Tax returns offer no further protection against public corruption, but do offer a voyeuristic peek into the private lives of candidates.  What tax breaks do they seek?  How much do they contribute to charity? What is their precise income level and their effective tax rate? No one really believes that they will find a crime that the IRS somehow managed to miss, like some sort of financial Sherlock Holmes, and almost everyone who reads them wouldn’t have the expertise to catch one anyway.

The prurient interest in the tax returns of both Romney and Gingrich seems a little out of character for conservatives.

So why do we have this tradition at all? It appears to have been a reaction to Watergate, as implied by Politifact, and a form of playing “doctor” among political opponents, as in you-show-me-yours-and-I’ll-show-you-mine. It is a surprising tradition in a country that values personal privacy, and especially in a political party that expresses so much resentment over the IRS prying into the very same areas of most other taxpayers.  Many conservatives want to get the federal government out of the business of income tracking altogether by moving to a consumption tax instead. Culturally, many of us still consider a question even from friends or family to disclose our income as at least gauche and perhaps positively rude.
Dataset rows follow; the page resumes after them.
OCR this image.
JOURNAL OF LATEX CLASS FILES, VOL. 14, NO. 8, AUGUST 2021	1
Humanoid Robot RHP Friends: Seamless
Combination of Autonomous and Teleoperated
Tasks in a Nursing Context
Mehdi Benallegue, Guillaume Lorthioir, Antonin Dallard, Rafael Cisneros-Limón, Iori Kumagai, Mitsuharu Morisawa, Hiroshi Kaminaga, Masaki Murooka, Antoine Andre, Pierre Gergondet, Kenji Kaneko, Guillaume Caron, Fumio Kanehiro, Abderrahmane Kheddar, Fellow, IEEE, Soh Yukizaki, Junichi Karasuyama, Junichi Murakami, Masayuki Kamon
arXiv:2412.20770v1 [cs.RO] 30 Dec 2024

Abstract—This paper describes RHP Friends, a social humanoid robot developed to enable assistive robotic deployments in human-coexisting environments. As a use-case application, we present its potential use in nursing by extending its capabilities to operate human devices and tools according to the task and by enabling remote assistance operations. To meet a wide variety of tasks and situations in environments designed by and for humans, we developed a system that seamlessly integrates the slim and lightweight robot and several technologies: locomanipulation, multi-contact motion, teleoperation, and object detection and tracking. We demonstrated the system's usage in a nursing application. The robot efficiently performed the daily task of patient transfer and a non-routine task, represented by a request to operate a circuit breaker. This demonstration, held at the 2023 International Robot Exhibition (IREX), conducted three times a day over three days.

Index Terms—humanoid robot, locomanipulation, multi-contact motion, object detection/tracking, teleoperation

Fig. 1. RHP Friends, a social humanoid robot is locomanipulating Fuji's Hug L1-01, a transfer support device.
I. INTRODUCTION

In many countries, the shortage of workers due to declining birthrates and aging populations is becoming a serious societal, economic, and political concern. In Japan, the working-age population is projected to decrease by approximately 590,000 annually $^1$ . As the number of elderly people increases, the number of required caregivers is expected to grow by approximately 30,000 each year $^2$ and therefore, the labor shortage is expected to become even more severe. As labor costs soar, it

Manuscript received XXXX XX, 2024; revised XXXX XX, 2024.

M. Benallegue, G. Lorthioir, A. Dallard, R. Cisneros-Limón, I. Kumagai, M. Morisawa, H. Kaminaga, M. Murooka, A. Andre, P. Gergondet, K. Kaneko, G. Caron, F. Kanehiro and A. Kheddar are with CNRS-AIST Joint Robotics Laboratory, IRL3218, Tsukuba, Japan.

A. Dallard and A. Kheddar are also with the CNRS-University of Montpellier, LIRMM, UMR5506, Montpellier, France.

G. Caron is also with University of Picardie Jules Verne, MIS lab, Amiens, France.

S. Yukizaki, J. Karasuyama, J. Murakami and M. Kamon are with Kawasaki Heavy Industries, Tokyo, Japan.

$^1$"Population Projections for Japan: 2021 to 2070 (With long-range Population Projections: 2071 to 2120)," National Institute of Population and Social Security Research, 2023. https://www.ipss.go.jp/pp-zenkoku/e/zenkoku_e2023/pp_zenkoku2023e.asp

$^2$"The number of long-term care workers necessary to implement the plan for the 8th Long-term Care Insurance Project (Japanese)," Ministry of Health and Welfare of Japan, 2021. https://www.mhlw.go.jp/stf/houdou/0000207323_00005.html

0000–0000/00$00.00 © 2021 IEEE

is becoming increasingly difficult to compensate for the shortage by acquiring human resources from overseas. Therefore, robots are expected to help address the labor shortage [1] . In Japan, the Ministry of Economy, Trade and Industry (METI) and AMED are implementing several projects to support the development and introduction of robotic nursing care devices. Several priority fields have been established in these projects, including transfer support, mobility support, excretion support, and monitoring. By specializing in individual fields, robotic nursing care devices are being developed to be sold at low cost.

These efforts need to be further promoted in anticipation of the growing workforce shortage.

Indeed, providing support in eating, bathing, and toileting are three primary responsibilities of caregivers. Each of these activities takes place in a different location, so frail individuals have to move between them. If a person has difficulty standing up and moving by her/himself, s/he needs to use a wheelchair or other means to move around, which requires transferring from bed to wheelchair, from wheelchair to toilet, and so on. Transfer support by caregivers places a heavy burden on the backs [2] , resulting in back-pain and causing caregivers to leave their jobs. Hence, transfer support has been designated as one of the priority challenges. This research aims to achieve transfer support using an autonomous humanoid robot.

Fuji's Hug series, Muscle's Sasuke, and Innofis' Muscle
That is why the prurient interest in the tax returns of both Romney and Gingrich seems a little out of character for conservatives – like the attacks on Bain Capital for conducting normal and successful private-equity strategies.  It sounds more like the kind of demand one would expect from Obama, and indeed the Obama campaign has already attacked Romney for not disclosing his tax returns.  This led to an exchange in the White House briefing room between veteran correspondent Ed Henry and Press Secretary Jay Carney, when the Fox reporter asked the White House to disclose Obama’s college transcripts.  (Carney referred Henry to the campaign for an answer to that question.)

Romney hasn’t helped himself with his response in this case, either. Instead of arguing why his privacy – and those of other candidates – should be respected, he said that he would get around to releasing them around the next tax cycle in April.  Having given away the argument already, there isn’t much point in continuing to avoid the release, and Romney will likely accelerate that decision to quash this line of criticism. It’s too bad, because we need to have a conversation about the boundaries of transparency and privacy, and the difference between disclosure and voyeurism in politics.